Kontribusi sektor pertanahan terhadap perekonomian Jawa Tengah pun tidak bisa dipandang sebelah mata. Selama tahun 2024, layanan pertanahan di provinsi ini tercatat telah memberikan kontribusi ekonomi sebesar Rp86,9 triliun. Rinciannya meliputi penerimaan BPHTB sebesar Rp1,91 triliun, pencatatan Hak Tanggungan sebesar Rp84 triliun, Pajak Penghasilan (PPh) sebesar Rp783 miliar, serta Pendapatan Negara Bukan Pajak (PNBP) sebesar Rp281,6 miliar.
Gubernur Jawa Tengah, Ahmad Luthfi, menyatakan kesiapan pemerintah provinsi dalam mendukung percepatan layanan pertanahan serta pelaksanaan reforma agraria. Ia menilai kehadiran Menteri ATR/BPN sebagai bentuk perhatian serius terhadap penataan agraria di wilayahnya.
“Kedatangan Pak Menteri ini sangat strategis. Apalagi disambut penuh oleh 35 kepala daerah.
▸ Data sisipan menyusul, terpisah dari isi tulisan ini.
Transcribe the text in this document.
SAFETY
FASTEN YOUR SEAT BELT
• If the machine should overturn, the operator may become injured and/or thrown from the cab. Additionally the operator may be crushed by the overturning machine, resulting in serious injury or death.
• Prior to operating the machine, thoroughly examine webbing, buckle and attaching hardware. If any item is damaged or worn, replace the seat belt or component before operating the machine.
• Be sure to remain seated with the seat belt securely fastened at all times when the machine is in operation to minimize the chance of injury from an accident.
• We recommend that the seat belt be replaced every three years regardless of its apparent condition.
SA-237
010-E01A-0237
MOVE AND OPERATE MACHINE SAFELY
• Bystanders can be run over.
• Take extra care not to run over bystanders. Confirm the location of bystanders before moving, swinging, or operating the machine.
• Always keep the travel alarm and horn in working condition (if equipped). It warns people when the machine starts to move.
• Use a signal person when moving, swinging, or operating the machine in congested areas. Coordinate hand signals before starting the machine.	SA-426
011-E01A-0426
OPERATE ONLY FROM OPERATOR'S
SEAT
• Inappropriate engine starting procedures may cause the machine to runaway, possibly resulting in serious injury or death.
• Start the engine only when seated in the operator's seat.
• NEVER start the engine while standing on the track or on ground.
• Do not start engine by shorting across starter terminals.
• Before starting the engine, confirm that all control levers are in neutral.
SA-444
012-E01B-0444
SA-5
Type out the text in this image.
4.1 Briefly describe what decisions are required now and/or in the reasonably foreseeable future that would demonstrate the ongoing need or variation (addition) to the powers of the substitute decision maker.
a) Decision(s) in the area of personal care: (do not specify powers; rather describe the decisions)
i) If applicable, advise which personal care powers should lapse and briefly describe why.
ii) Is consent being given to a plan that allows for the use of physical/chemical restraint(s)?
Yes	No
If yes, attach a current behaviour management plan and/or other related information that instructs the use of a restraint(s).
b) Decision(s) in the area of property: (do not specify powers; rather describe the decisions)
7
Ini momentum yang bagus untuk mempercepat penetapan Rencana Detail Tata Ruang (RDTR) dan memperkuat koordinasi sektor pertanahan,” ujar Luthfi.
Rapat ini diharapkan menjadi titik awal sinergi yang lebih kuat antara pusat dan daerah, untuk mewujudkan kepastian hukum atas tanah, mencegah konflik agraria, serta meningkatkan kesejahteraan masyarakat melalui akses kepemilikan tanah yang sah.